Jovens brasileiros são treinados com método italiano em projetos de Milan e Internazionale

RODRIGO MATTOS
DA REPORTAGEM LOCAL

Com a debandada de craques nacionais para a Europa, tornou-se rotina ver garotos brasileiros com camisas de times do continente. Mas a forma de jogar dos jovens, criativa e indisciplinada, era a mesma. Projetos de times italianos no país, porém, podem mudar esta realidade.
Rivais em Milão, Internazionale e Milan já têm programas para crianças brasileiras, com enfoques diferentes. Ambos adotam parte de sua metodologia de treinamento utilizada na Itália.
Em comparação com as práticas brasileiras, há mais repetições de fundamentos (dribles e condução), mais tempo de treino, mais exercícios físicos e mais bola na área.

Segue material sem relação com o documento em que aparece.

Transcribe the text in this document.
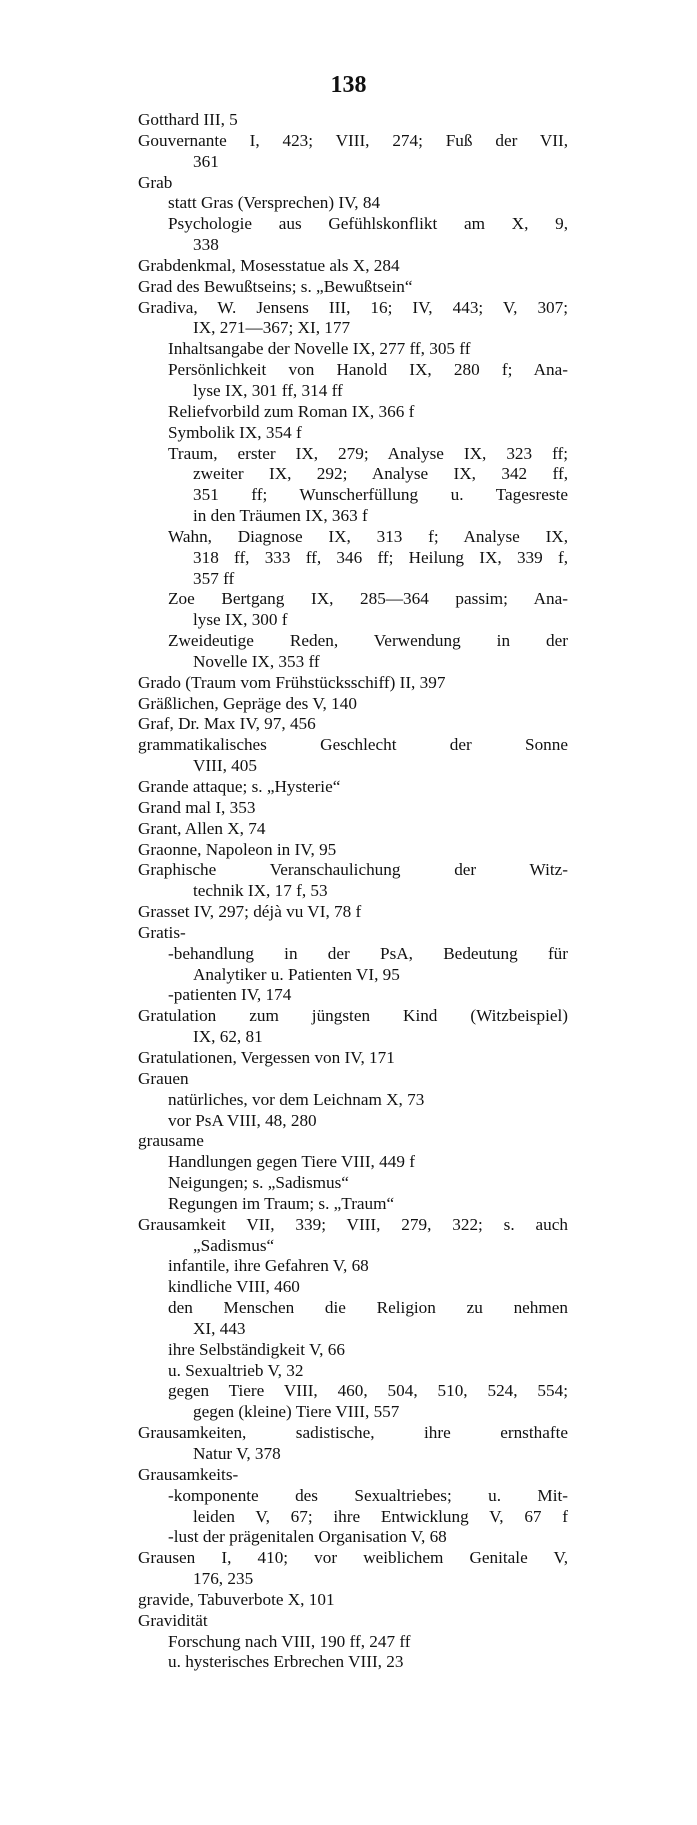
138
Gotthard III, 5
Gouvernante I, 423; VIII, 274; Fuß der VII,
361
Grab
statt Gras (Versprechen) IV, 84
Psychologie aus Gefühlskonflikt am X, 9,
338
Grabdenkmal, Mosesstatue als X, 284
Grad des Bewußtseins; s. „Bewußtsein“
Gradiva, W. Jensens III, 16; IV, 443; V, 307;
IX, 271—367; XI, 177
Inhaltsangabe der Novelle IX, 277 ff, 305 ff
Persönlichkeit von Hanold IX, 280 f; Ana-
lyse IX, 301 ff, 314 ff
Reliefvorbild zum Roman IX, 366 f
Symbolik IX, 354 f
Traum, erster IX, 279; Analyse IX, 323 ff;
zweiter IX, 292; Analyse IX, 342 ff,
351 ff; Wunscherfüllung u. Tagesreste
in den Träumen IX, 363 f
Wahn, Diagnose IX, 313 f; Analyse IX,
318 ff, 333 ff, 346 ff; Heilung IX, 339 f,
357 ff
Zoe Bertgang IX, 285—364 passim; Ana-
lyse IX, 300 f
Zweideutige Reden, Verwendung in der
Novelle IX, 353 ff
Grado (Traum vom Frühstücksschiff) II, 397
Gräßlichen, Gepräge des V, 140
Graf, Dr. Max IV, 97, 456
grammatikalisches Geschlecht der Sonne
VIII, 405
Grande attaque; s. „Hysterie“
Grand mal I, 353
Grant, Allen X, 74
Graonne, Napoleon in IV, 95
Graphische Veranschaulichung der Witz-
technik IX, 17 f, 53
Grasset IV, 297; déjà vu VI, 78 f
Gratis-
-behandlung in der PsA, Bedeutung für
Analytiker u. Patienten VI, 95
-patienten IV, 174
Gratulation zum jüngsten Kind (Witzbeispiel)
IX, 62, 81
Gratulationen, Vergessen von IV, 171
Grauen
natürliches, vor dem Leichnam X, 73
vor PsA VIII, 48, 280
grausame
Handlungen gegen Tiere VIII, 449 f
Neigungen; s. „Sadismus“
Regungen im Traum; s. „Traum“
Grausamkeit VII, 339; VIII, 279, 322; s. auch
„Sadismus“
infantile, ihre Gefahren V, 68
kindliche VIII, 460
den Menschen die Religion zu nehmen
XI, 443
ihre Selbständigkeit V, 66
u. Sexualtrieb V, 32
gegen Tiere VIII, 460, 504, 510, 524, 554;
gegen (kleine) Tiere VIII, 557
Grausamkeiten, sadistische, ihre ernsthafte
Natur V, 378
Grausamkeits-
-komponente des Sexualtriebes; u. Mit-
leiden V, 67; ihre Entwicklung V, 67 f
-lust der prägenitalen Organisation V, 68
Grausen I, 410; vor weiblichem Genitale V,
176, 235
gravide, Tabuverbote X, 101
Gravidität
Forschung nach VIII, 190 ff, 247 ff
u. hysterisches Erbrechen VIII, 23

O garoto também começa a treinar mais cedo, seis anos contra sete dos brasileiros.
Nenhum dos dois clubes ensinou até agora os esquemas táticos italianos para os jovens, pois os projetos são embrionários. Mas ambos prevêem a formação de técnicos brasileiros por italianos, nos quais isso será desenvolvido.
"É um pouco estranho que se faça isso no Brasil", disse Massimo Moretti, presidente da Inter Futura, projeto social do clube para crianças, de 7 a 14 anos. "Acho que podemos ensinar coisas, o treinamento físico, por exemplo."

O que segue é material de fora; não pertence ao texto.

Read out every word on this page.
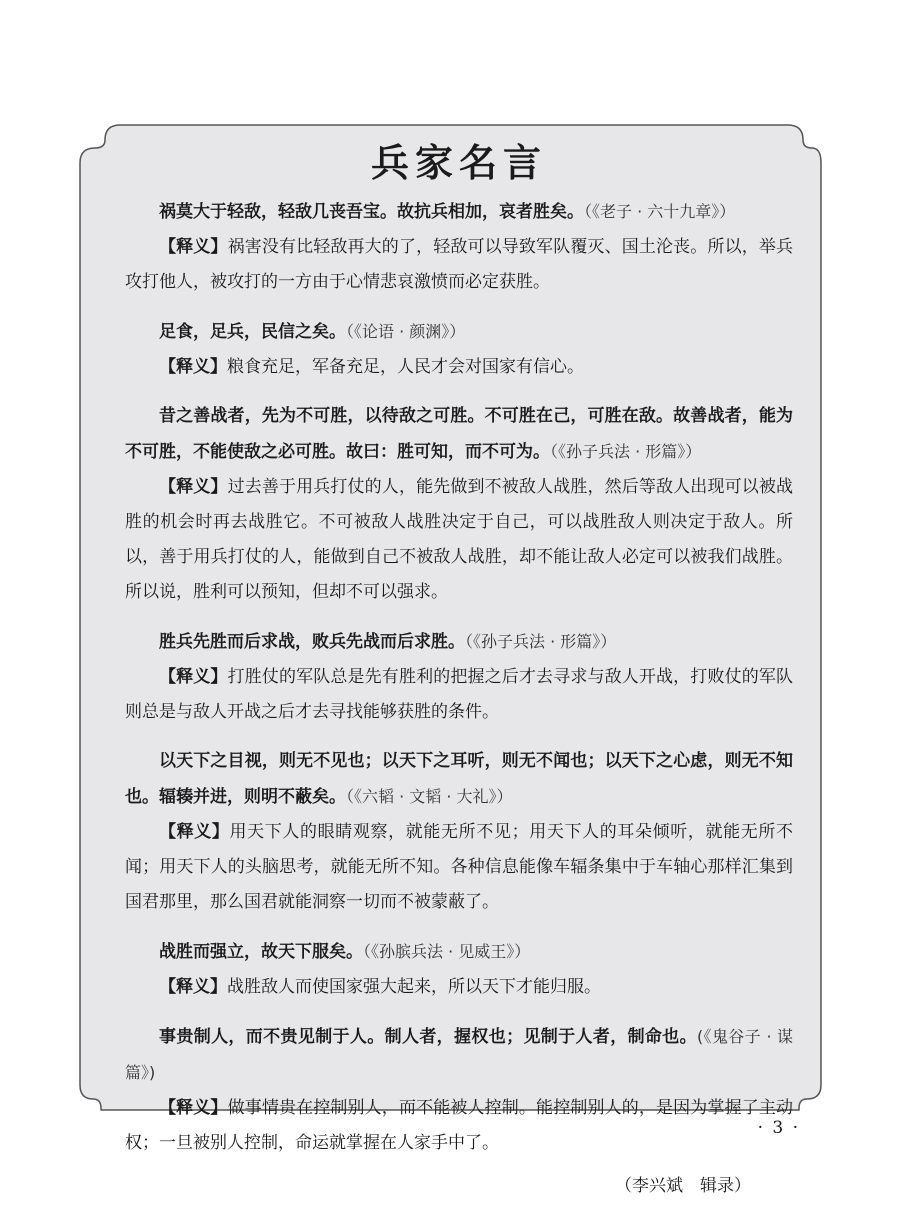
兵家名言

祸莫大于轻敌，轻敌几丧吾宝。故抗兵相加，哀者胜矣。（《老子 · 六十九章》）

【释义】祸害没有比轻敌再大的了，轻敌可以导致军队覆灭、国土沦丧。所以，举兵攻打他人，被攻打的一方由于心情悲哀激愤而必定获胜。

足食，足兵，民信之矣。（《论语 · 颜渊》）

【释义】粮食充足，军备充足，人民才会对国家有信心。

昔之善战者，先为不可胜，以待敌之可胜。不可胜在己，可胜在敌。故善战者，能为不可胜，不能使敌之必可胜。故曰：胜可知，而不可为。（《孙子兵法 · 形篇》）

【释义】过去善于用兵打仗的人，能先做到不被敌人战胜，然后等敌人出现可以被战胜的机会时再去战胜它。不可被敌人战胜决定于自己，可以战胜敌人则决定于敌人。所以，善于用兵打仗的人，能做到自己不被敌人战胜，却不能让敌人必定可以被我们战胜。所以说，胜利可以预知，但却不可以强求。

胜兵先胜而后求战，败兵先战而后求胜。（《孙子兵法 · 形篇》）

【释义】打胜仗的军队总是先有胜利的把握之后才去寻求与敌人开战，打败仗的军队则总是与敌人开战之后才去寻找能够获胜的条件。

以天下之目视，则无不见也；以天下之耳听，则无不闻也；以天下之心虑，则无不知也。辐辏并进，则明不蔽矣。（《六韬 · 文韬 · 大礼》）

【释义】用天下人的眼睛观察，就能无所不见；用天下人的耳朵倾听，就能无所不闻；用天下人的头脑思考，就能无所不知。各种信息能像车辐条集中于车轴心那样汇集到国君那里，那么国君就能洞察一切而不被蒙蔽了。

战胜而强立，故天下服矣。（《孙膑兵法 · 见威王》）

【释义】战胜敌人而使国家强大起来，所以天下才能归服。

事贵制人，而不贵见制于人。制人者，握权也；见制于人者，制命也。(《鬼谷子 · 谋篇》)

【释义】做事情贵在控制别人，而不能被人控制。能控制别人的，是因为掌握了主动权；一旦被别人控制，命运就掌握在人家手中了。

（李兴斌　辑录）
· 3 ·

Com um projeto mais abrangente, cuja prioridade é atender crianças carentes, a Inter lançou, no mês passado, escolinha em São Paulo em que suas práticas são usadas pela primeira vez. É uma parceria com o Clube Paineiras, do Morumbi, na zona sul.
Antes, os italianos se limitavam a fornecer camisas e pagar treinadores, em núcleos pelo mundo e outros lugares do Brasil. Agora, o técnico das divisões de base, Aldo Montinari, viajou para dar instruções aos professores brasileiros.

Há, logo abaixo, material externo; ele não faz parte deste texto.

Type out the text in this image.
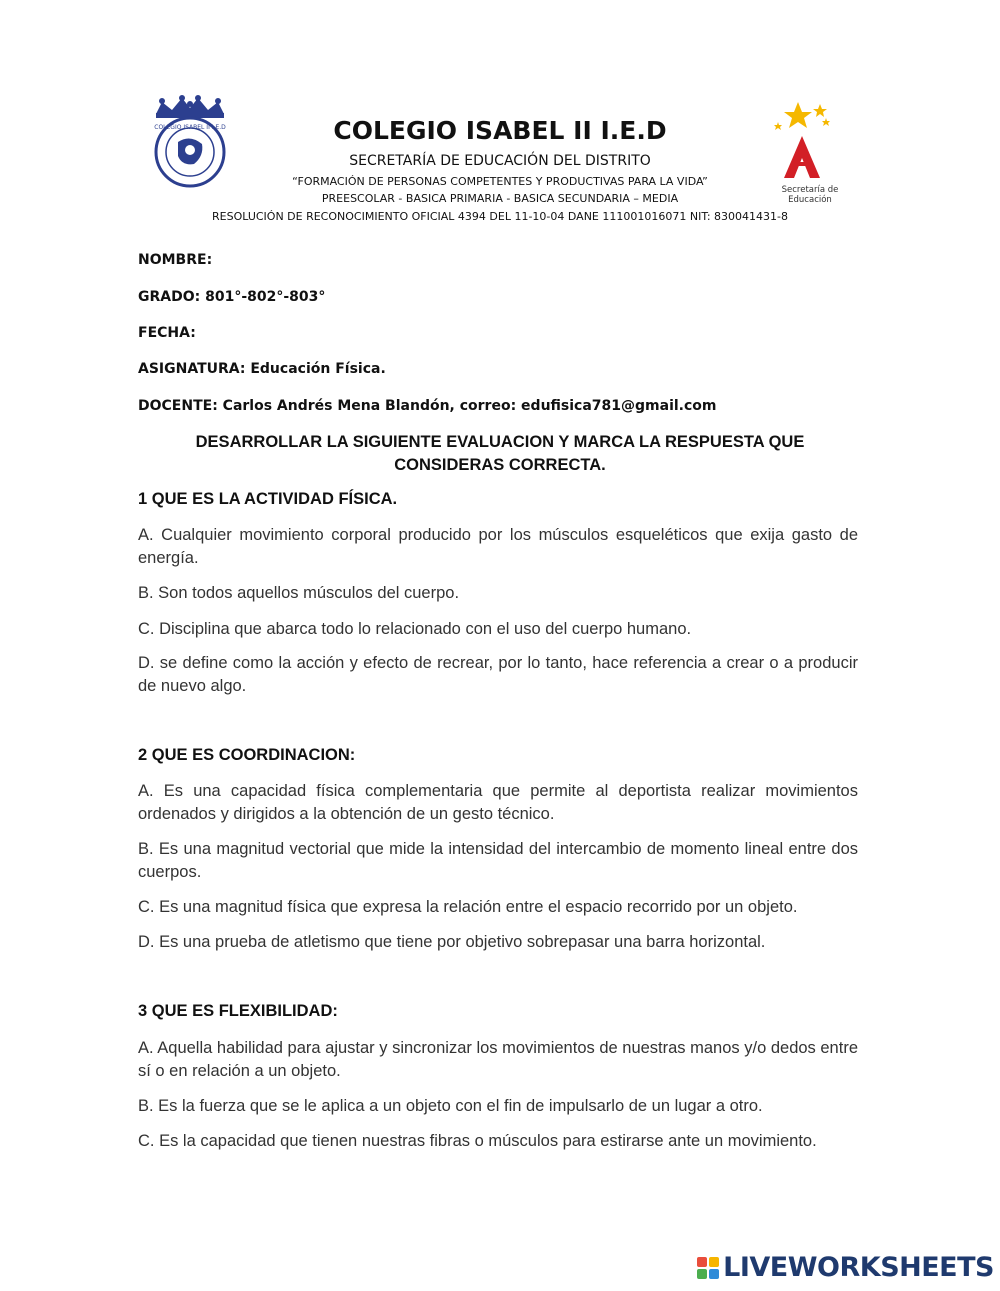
COLEGIO ISABEL II I.E.D
Secretaría de Educación
COLEGIO ISABEL II I.E.D
SECRETARÍA DE EDUCACIÓN DEL DISTRITO
“FORMACIÓN DE PERSONAS COMPETENTES Y PRODUCTIVAS PARA LA VIDA”
PREESCOLAR - BASICA PRIMARIA - BASICA SECUNDARIA – MEDIA
RESOLUCIÓN DE RECONOCIMIENTO OFICIAL 4394 DEL 11-10-04 DANE 111001016071 NIT: 830041431-8
NOMBRE:
GRADO: 801°-802°-803°
FECHA:
ASIGNATURA: Educación Física.
DOCENTE: Carlos Andrés Mena Blandón, correo: edufisica781@gmail.com
DESARROLLAR LA SIGUIENTE EVALUACION Y MARCA LA RESPUESTA QUE CONSIDERAS CORRECTA.
1 QUE ES LA ACTIVIDAD FÍSICA.
A. Cualquier movimiento corporal producido por los músculos esqueléticos que exija gasto de energía.
B. Son todos aquellos músculos del cuerpo.
C. Disciplina que abarca todo lo relacionado con el uso del cuerpo humano.
D. se define como la acción y efecto de recrear, por lo tanto, hace referencia a crear o a producir de nuevo algo.
2 QUE ES COORDINACION:
A. Es una capacidad física complementaria que permite al deportista realizar movimientos ordenados y dirigidos a la obtención de un gesto técnico.
B. Es una magnitud vectorial que mide la intensidad del intercambio de momento lineal entre dos cuerpos.
C. Es una magnitud física que expresa la relación entre el espacio recorrido por un objeto.
D. Es una prueba de atletismo que tiene por objetivo sobrepasar una barra horizontal.
3 QUE ES FLEXIBILIDAD:
A. Aquella habilidad para ajustar y sincronizar los movimientos de nuestras manos y/o dedos entre sí o en relación a un objeto.
B. Es la fuerza que se le aplica a un objeto con el fin de impulsarlo de un lugar a otro.
C. Es la capacidad que tienen nuestras fibras o músculos para estirarse ante un movimiento.
LIVEWORKSHEETS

Há três semanas, começaram a ser feitas mudanças nas práticas dos professores. A repetição de lances e os treinos físicos dividiram opiniões entre os alunos.
"Prefiro assim. Estamos treinando mais condicionamento e o coletivo é mais pesado", afirmou o estudante André Fernandes, 14. "Aos poucos, acho que vamos melhorar o nosso jogo."
Mas o coordenador da escolinha, Reginaldo Teixeira, identificou resistência entre os garotos que não queriam ficar repetindo fundamentos -havia previsão de sessões de 45 minutos de condução, por exemplo.
"Aqui o garoto acha que já sabe conduzir a bola. Não consegue ficar tanto tempo assim treinando", explicou ele. "Lá, eles repetem à exaustão."
Os italianos ainda prevêem ciclos de treinamento, de três meses a seis meses. O objetivo é concluí-los antes do inverno. No Brasil, há programação diária -a temperatura não impede o futebol.
Com as reclamações de alguns garotos, Teixeira começou a fazer modificações, misturando o método italiano com o que já praticava. Sua intenção é criar um curso híbrido e mostrá-los aos italianos.
No futuro, alguns professores brasileiros devem ir à Itália para conhecer as divisões de base da Inter. Por lá, funcionam 60 núcleos pelo país, todos treinando da forma determinada por um corpo de técnicos central.
Garotos também devem fazer temporadas na Itália, incluindo os carentes que serão treinados no Itaim Paulista, com parte dos custos bancados pelo Paineiras.
O projeto do Milan é mais comercial do que o do rival: é uma colônia de férias para crianças abastadas de todo o mundo, de oito a 13 anos, com o objetivo de divulgar sua marca.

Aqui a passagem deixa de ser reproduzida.